Hundreds of people have been released from UK detention centres in the last two weeks following a push by campaign groups to protect detainees from Covid-19, but the High Court has rejected a bid to have the centres shut entirely.
Human rights organisation Detention Action last week launched a legal challenge against the Home Office calling for detainees to be released, with the case heard at the High Court on Wednesday.
Bella Sankey, director of Detention Action, said that while they were unsuccessful in getting the High Court to issue an order, they have managed “to get a large number of really important undertakings” from the Home Office.
“We launched litigation last Monday by issuing a pre-action letter where we were asking for several things and the Home Office has essentially agreed to everything, or at least the majority of what we were asking for,” she told Novara Media.
This includes the release of 350 detainees, an undertaking to review everybody’s detention in light of the changed situation and circumstances, and a disclosure of all the countries the UK is no longer able to remove people to. The Home Office has also conceded to no longer detaining people who are due to go back to, or via, the listed countries.
On Sunday a woman held at Yarl’s Wood tested positive for the virus prompting fresh calls to close the notorious women’s detention centre in Bedfordshire and release detainees at other centres across the country.
Further reports have emerged this week of detainees displaying symptoms of the virus at three of the seven UK detention centres, with campaigners expressing severe concern for the welfare of more than 700 hundred people still locked up.
Reports coming out of centres such as Yarl’s Wood say there is a chaotic approach from the authorities, with detainees living in close quarters unable to self-isolate and lacking basics such as hand sanitiser.
Women for Refugee Women said they were in touch with several women at Yarl’s Wood and “the general feeling is that they’re absolutely terrified”.
Director, Natasha Walter said: “Immigration detention is pointless and cruel even in normal circumstances.
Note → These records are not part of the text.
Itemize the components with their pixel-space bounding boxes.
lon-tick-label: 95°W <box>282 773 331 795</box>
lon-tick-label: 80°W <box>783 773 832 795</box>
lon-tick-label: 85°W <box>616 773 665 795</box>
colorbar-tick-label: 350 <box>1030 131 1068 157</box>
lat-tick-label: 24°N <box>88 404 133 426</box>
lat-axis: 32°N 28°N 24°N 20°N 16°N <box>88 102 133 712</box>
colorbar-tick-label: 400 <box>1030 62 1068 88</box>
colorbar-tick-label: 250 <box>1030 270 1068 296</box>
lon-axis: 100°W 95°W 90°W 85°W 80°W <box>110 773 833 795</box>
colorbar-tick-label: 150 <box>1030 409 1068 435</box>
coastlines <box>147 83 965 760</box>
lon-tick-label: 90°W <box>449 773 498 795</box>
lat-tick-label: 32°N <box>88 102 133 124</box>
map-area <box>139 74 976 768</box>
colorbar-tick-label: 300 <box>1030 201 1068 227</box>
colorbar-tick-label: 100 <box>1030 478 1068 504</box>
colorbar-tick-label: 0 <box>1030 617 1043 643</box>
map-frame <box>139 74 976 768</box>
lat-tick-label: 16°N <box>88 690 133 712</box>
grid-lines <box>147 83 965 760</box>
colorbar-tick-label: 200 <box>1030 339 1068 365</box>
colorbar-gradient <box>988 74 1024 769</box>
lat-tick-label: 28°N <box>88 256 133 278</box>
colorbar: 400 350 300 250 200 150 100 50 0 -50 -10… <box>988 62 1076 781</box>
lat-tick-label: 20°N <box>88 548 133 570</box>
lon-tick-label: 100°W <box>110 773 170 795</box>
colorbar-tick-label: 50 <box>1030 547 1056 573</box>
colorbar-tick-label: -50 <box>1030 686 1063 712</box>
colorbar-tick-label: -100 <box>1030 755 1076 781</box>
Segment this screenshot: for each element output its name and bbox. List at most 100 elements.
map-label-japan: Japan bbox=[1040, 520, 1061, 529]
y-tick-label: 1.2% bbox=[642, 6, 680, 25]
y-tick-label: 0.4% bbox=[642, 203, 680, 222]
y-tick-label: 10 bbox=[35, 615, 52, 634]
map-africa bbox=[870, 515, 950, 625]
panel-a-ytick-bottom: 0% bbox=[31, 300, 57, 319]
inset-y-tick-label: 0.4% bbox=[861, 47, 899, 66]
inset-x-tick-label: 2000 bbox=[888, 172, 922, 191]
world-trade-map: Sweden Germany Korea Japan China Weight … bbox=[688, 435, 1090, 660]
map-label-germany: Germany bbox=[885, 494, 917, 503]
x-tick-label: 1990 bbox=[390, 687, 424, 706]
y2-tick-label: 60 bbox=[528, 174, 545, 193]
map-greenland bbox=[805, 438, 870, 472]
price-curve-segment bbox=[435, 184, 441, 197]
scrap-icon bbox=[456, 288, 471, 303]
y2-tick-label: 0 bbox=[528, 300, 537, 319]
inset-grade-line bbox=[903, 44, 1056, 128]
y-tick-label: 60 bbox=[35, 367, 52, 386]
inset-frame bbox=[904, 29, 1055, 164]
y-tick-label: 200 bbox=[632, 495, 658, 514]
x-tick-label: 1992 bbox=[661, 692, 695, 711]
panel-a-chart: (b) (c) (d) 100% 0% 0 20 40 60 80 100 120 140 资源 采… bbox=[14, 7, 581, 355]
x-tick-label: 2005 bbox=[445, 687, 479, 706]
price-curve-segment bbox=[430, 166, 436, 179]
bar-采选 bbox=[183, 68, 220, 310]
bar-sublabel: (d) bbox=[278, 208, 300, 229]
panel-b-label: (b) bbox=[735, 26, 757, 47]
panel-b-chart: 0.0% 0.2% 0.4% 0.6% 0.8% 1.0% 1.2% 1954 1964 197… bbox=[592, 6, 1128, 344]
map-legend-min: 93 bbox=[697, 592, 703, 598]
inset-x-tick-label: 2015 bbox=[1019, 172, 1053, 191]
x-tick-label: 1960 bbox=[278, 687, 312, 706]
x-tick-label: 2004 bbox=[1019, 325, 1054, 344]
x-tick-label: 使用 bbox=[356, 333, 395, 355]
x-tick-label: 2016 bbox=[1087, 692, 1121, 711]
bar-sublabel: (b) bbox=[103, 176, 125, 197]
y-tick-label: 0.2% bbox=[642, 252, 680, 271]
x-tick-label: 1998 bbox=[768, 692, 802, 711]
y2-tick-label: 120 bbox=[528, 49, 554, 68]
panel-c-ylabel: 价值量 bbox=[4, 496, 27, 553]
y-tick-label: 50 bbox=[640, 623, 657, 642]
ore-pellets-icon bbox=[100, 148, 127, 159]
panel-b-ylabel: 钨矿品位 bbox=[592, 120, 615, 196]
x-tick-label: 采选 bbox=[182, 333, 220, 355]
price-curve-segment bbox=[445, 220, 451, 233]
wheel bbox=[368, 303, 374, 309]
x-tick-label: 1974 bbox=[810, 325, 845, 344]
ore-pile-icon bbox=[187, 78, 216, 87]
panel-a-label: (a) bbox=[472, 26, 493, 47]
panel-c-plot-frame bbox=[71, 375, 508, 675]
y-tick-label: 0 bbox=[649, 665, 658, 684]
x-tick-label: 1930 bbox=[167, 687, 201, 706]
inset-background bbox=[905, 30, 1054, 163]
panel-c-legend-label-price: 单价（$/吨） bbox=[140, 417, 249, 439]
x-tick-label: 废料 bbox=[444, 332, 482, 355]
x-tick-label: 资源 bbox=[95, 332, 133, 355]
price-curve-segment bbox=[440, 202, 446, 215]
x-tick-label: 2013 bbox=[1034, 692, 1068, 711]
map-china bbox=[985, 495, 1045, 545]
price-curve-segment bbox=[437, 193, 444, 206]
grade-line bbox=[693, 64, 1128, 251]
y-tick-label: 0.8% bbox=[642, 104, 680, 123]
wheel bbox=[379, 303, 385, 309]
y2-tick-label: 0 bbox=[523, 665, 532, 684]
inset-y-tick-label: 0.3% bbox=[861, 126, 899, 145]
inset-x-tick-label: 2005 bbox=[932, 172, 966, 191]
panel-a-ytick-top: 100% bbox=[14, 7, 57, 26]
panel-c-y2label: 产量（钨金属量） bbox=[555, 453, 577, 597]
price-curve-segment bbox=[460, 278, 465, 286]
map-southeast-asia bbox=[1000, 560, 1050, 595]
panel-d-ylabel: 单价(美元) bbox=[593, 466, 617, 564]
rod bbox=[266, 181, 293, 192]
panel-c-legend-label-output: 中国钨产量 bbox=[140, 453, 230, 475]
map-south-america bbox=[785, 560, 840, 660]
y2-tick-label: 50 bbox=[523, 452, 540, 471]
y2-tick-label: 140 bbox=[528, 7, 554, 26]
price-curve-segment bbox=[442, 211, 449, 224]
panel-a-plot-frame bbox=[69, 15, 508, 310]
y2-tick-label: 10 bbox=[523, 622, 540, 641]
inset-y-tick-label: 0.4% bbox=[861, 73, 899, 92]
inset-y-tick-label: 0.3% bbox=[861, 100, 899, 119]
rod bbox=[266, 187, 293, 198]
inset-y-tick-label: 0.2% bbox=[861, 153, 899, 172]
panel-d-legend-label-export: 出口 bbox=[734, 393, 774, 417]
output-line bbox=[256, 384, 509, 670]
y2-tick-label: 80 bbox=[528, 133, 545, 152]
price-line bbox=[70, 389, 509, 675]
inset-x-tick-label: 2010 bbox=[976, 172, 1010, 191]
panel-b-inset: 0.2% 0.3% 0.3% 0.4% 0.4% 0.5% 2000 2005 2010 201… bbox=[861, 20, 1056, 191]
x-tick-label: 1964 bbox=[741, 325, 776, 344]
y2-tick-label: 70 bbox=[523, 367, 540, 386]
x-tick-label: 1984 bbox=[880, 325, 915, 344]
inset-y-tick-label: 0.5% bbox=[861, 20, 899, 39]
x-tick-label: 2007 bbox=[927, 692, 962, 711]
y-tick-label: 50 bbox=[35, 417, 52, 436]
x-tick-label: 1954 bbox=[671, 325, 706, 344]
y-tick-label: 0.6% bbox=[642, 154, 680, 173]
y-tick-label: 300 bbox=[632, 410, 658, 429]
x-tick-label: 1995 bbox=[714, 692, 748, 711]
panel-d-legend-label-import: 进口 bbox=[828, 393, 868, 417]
From what women are telling us now, even basic precautions have not been taken at the centre to prevent and deal with a COVID-19 infection.”
At Brook House immigration removal centre in West Sussex, one detainee said illness was rife but they were left unable to protect themselves. Speaking to a volunteer from the Detained Voices blog, he said: “Outside, they are saying that people shouldn’t be close to each other. But here we can’t do anything about it. There are loads of people the TV room, in the garden. There is no social distancing here. No one knows who has got the virus. There are people coughing.”
Sankey said they were “hearing across the detention estate people are incredibly fearful,” including people with conditions such as diabetes, asthma, and hypertension, putting them at increased risk.
“When you’re being forcibly detained, when you haven’t been provided with basic soap and sanitiser to keep yourself hygienic and safe, that is incredibly disturbing,” she said.
When asked for comment, the Home Office told Novara Media:
“We welcome the court’s decision.
“Immigration Enforcement is responding to the unique circumstances of the coronavirus outbreak and following the latest guidance from Public Health England. The safety of detainees and staff is of vital importance.”
“Decisions to detain are made on a case-by-case basis and kept under constant review, but our priority is to maintain the lawful detention of the most high-harm individuals, including foreign national offenders.’’
Based on what the Home Office told the court yesterday Sankey said Detention Action were “hoping and expecting” there would be many more releases over the coming days.
“But we will obviously be following and watching and monitoring very closely and supporting individuals to advocate for their own individual cases and releases now,” she said. “We’ve got such wide ranging concessions from the Home Office so we’re going to be ensuring that they’re implemented.”
Natalie Leal is a freelance journalist.